Auguri al Bloody Mary: ottant’anni e non sentirli

OTTANT’ANNI E NON SENTIRLI: IL BLOODY MARY

Riportiamo questo articolo del “Corriere della Sera” come omaggio per gli ottant’anni dall’invenzione del Bloody Mary perché da anni è uno dei simboli più rappresentativi delle metafore che riportiamo all’interno dell’attività di team building chiamata Bar Challenge. Infatti, come riportato nell’articolo, il Bloody Mary è un cocktail che ben rappresenta l’integrazione tra diverse tecniche.

Spesso usato non solo come cocktail ma anche come un antipasto il Bloody Mary esalta la metafora della ricchezza che deriva dalla fusione tra più elementi: “ognuno dei partecipanti al team building è come se fosse uno degli elementi a disposizione per creare il cocktail. Ognuno con le proprie caratteristiche, positive e negative, con i propri colori emozionali e relazionali, con le proprie peculiarità caratteriali, con la propria esperienza e con la propria formazione, ma solo nella giusta miscelazione ognuno dei partecipanti ritrova una nuova collocazione che può realizzare innumerevoli e nuove soluzioni di successo”.

Di seguito riportiamo l’articolo (leggi sul sito Corriere.it)

king-cole-bar

La data di nascita, in realtà, è controversa. Eppure, ormai ne abbiamo una convenzionale, e tanto vale festeggiare: il Bloody Mary compie ottant’anni. Uno dei cocktail più famosi di tutti i tempi, il primo esempio della fusione tra “tecniche da bar e da cucina” che oggi continua a far impazzire i bartender di tutto il mondo, nasce al King Cole bar dell’Hotel St.Regis di New York per mano del francese Fernand Petiot.

Il suo creatore, che l’aveva chiamato Red Snapper (diciamo che aveva più talento per le miscele che per i nomi), ne raccontò la nascita come un’evoluzione del semplice succo di pomodoro corretto con vodka che beveva l’attore George Jessel, all’epoca assai noto.

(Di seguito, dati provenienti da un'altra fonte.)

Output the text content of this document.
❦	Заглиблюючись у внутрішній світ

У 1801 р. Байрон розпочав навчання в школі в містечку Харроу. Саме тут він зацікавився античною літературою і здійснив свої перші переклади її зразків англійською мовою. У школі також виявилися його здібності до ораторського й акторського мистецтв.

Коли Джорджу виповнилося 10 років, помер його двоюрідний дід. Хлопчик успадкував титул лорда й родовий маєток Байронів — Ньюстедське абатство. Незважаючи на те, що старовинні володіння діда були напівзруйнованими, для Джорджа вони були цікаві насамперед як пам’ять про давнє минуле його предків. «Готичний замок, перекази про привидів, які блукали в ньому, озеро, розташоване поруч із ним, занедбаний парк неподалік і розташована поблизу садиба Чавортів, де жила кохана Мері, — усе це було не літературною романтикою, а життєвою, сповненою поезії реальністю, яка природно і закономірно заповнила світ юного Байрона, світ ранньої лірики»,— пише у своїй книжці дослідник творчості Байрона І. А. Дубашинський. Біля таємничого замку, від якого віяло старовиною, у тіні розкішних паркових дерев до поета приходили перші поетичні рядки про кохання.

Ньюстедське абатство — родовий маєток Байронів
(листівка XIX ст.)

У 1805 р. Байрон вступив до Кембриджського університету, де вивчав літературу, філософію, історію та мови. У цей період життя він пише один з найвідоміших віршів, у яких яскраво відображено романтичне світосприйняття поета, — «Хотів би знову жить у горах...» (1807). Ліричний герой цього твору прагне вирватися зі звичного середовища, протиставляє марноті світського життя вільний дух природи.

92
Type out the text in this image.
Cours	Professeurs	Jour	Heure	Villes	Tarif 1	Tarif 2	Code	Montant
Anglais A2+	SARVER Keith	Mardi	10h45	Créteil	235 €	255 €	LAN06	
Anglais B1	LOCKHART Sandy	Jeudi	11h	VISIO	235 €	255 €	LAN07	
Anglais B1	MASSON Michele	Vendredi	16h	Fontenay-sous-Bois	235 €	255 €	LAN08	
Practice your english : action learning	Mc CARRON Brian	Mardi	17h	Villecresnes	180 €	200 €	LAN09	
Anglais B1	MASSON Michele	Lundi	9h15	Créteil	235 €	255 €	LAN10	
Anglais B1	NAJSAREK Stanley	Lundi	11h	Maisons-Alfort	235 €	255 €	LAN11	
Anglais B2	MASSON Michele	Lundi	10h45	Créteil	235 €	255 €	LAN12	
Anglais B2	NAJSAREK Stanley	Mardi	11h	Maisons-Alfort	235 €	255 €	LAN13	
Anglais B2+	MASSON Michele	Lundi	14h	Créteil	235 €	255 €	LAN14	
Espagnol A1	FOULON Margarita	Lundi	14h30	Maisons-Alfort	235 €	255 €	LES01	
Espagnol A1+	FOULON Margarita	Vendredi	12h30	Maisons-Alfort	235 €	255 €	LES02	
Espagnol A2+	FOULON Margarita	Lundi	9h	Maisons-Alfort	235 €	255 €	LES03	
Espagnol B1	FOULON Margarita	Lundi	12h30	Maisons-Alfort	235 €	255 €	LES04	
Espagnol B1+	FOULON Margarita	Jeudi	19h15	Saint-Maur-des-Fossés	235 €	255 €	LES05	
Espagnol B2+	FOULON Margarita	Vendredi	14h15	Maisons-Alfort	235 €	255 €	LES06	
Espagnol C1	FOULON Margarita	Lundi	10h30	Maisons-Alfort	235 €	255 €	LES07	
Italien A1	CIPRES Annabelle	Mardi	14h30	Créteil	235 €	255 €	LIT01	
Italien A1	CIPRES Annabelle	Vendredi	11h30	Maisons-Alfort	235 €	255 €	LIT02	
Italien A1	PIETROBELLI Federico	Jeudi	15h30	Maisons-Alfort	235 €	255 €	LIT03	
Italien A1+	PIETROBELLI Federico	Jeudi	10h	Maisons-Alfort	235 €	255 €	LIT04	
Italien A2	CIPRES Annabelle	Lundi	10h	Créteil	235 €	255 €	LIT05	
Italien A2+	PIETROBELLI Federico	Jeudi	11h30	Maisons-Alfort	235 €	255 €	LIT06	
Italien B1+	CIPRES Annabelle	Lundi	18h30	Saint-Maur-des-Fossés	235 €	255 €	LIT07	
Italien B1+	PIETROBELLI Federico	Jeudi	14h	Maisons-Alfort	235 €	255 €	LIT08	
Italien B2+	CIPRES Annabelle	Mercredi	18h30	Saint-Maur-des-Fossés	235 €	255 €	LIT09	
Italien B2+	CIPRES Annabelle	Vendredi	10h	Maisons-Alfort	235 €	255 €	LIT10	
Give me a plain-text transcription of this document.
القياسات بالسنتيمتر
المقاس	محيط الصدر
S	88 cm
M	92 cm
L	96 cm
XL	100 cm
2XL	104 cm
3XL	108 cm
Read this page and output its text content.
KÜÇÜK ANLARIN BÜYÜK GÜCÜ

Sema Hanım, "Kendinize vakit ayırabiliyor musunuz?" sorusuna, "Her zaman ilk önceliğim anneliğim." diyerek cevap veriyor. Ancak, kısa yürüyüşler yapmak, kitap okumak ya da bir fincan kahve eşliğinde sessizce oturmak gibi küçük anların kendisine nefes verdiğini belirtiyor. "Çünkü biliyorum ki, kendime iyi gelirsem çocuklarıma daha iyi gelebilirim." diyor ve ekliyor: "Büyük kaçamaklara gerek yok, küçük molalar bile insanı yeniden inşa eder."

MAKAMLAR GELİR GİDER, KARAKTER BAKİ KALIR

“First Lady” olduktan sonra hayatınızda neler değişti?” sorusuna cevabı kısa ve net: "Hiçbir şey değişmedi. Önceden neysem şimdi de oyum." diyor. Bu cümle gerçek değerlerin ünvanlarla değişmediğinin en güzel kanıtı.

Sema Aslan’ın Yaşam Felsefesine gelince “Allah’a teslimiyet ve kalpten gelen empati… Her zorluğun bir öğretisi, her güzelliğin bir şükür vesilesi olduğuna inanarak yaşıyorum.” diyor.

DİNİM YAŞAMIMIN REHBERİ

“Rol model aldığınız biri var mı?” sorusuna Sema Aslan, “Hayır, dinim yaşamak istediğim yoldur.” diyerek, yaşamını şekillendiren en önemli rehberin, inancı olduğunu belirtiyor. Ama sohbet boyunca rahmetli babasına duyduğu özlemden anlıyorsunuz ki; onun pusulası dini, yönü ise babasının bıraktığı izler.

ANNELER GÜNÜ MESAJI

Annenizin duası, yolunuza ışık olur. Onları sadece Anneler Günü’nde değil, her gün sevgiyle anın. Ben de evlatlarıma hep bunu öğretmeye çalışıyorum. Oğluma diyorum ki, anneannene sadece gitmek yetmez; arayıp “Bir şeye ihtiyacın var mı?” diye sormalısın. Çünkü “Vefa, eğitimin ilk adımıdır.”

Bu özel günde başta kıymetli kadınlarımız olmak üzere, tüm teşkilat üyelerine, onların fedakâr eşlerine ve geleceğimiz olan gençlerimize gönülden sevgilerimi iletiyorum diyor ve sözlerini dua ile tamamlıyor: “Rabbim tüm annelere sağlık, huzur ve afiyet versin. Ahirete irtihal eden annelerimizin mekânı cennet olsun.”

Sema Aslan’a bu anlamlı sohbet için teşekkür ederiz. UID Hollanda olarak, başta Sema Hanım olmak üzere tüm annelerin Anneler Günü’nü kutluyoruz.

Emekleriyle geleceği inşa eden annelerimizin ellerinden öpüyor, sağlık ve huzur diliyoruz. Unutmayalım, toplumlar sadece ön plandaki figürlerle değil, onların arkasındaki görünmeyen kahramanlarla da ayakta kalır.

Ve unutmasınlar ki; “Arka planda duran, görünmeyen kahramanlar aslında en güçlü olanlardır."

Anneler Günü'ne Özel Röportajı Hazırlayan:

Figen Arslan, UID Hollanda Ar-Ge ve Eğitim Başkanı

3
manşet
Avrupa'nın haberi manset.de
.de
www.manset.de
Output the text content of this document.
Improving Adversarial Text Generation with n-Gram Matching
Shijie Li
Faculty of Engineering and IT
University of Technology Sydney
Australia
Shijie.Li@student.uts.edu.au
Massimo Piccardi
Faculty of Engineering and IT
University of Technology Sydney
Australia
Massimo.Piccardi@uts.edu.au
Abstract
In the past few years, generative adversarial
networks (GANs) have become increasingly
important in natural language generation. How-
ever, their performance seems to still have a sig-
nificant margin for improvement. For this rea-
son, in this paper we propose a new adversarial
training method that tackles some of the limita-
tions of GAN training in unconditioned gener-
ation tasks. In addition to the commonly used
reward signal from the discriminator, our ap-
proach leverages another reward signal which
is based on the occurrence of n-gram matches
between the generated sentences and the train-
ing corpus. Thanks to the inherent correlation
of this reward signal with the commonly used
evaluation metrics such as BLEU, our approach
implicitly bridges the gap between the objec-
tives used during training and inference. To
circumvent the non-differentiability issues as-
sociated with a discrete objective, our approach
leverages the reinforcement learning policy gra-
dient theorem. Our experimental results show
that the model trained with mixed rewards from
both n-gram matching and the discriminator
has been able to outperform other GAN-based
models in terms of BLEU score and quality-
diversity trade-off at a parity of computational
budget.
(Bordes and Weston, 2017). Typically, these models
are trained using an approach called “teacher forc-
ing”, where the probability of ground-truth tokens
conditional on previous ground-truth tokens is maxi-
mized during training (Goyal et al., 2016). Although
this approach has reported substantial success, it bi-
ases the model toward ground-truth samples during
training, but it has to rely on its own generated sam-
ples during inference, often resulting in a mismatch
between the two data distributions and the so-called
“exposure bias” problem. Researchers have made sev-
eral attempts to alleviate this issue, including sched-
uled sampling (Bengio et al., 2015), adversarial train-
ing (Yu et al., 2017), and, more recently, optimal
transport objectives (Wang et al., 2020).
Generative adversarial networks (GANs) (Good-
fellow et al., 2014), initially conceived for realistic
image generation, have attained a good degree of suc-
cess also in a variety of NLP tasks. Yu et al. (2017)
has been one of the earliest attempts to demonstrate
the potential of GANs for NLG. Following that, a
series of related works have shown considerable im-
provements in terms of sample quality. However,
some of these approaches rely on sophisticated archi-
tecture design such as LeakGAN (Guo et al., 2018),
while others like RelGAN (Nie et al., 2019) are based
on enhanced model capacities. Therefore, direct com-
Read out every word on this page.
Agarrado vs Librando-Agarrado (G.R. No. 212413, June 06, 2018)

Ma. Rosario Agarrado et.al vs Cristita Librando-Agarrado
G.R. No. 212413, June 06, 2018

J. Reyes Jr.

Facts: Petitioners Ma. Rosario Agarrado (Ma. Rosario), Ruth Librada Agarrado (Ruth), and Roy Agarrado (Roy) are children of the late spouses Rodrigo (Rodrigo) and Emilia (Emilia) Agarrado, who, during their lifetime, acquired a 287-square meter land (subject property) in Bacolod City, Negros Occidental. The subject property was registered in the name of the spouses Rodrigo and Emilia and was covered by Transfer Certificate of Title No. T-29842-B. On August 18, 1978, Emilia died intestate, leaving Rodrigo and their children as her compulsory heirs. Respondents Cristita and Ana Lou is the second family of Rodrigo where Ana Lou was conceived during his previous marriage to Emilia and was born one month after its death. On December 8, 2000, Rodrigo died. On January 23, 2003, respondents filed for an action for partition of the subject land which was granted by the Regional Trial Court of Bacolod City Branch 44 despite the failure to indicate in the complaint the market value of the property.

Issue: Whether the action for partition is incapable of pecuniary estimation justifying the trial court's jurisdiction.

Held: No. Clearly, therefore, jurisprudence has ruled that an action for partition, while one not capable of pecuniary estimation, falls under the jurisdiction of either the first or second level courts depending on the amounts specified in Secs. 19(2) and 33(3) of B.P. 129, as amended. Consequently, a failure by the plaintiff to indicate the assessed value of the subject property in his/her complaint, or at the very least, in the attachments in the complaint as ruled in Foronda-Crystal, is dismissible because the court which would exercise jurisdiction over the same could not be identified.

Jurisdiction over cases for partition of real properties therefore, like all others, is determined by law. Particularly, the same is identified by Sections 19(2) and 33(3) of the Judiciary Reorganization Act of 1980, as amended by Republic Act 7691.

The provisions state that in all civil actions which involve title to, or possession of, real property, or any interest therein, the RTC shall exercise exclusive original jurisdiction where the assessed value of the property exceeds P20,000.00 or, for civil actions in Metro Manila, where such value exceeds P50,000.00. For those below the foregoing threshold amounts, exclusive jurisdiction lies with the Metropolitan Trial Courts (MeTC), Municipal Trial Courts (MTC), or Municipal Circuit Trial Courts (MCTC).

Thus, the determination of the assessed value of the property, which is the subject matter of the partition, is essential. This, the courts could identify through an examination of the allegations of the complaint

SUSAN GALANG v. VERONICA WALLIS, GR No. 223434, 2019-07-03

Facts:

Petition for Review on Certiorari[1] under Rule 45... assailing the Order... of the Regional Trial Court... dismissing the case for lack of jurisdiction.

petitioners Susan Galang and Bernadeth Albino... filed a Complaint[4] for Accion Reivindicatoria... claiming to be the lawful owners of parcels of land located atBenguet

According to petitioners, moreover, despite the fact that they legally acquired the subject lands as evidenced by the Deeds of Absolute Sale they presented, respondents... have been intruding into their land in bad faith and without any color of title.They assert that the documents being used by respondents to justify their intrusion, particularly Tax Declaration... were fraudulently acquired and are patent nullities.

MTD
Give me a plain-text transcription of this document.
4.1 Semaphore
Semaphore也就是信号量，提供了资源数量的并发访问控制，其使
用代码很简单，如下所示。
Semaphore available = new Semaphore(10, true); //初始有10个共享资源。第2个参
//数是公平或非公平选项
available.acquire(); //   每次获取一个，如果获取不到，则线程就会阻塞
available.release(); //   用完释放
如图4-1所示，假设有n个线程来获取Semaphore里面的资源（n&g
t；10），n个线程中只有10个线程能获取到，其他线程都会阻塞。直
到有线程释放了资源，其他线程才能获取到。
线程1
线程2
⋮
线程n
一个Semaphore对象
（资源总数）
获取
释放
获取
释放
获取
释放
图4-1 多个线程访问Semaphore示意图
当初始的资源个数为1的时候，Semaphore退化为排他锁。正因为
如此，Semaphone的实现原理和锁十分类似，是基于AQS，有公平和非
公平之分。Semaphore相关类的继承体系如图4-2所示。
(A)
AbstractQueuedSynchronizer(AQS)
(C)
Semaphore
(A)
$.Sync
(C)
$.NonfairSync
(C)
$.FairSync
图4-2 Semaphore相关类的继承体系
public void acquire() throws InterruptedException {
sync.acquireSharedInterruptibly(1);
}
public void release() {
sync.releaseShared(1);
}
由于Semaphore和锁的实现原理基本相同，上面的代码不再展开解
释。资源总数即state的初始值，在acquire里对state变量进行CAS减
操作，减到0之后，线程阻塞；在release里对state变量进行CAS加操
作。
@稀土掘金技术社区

Petiot ne antepone la nascita al 1921 anche se riconosce la paternità del nome a Jessel. Ma la vicenda resta controversa e, fatti conti, neppure così appassionante.  Certo è che il Bloody Mary, oltre a diventare rapidamente il drink bandiera del St.Regis (ne servivano 150 per serata), fu – insieme con il Martini cocktail di Roosevelt –  il simbolo della fine del Proibizionismo. Più tardi, diventò molto altro, a torto o a ragione: la cura per un’ubriacatura della sera precedente, il drink con cui iniziare le serate per evitare brutte ubriacature, fino al drink non drink: tuttora c’è chi considera il Bloody Mary un antipasto più che un cocktail. La diffusione universale del brunch ne ha fatto la bevanda per eccellenza con cui sostituire rapidamente il caffè. Nei media, l’aperitivone è popolarissimo: dai Tanenbaum alla signora Jefferson a Bridget Jones, tutti sembrano non poterne fare a meno.

Se le origini non sono del tutto disvelate, lo stesso vale per il nome. Bloody Mary, era il soprannome di Maria “la sanguinaria”, Maria I Tudor, che tentò di reintrodurre il cattolicesimo in Inghilterra anche mettendo a morte circa 300 presunti congiurati. Ma secondo molti, il nome potrebbe venire da Mary Pickford, attrice all’epoca immensamente popolare ma già titolare di un cocktail a suo nome. Addirittura, la parola potrebbe essere la storpiatura di Vladimir: Vladimir Smirnov, della famiglia della vodka Smirnoff.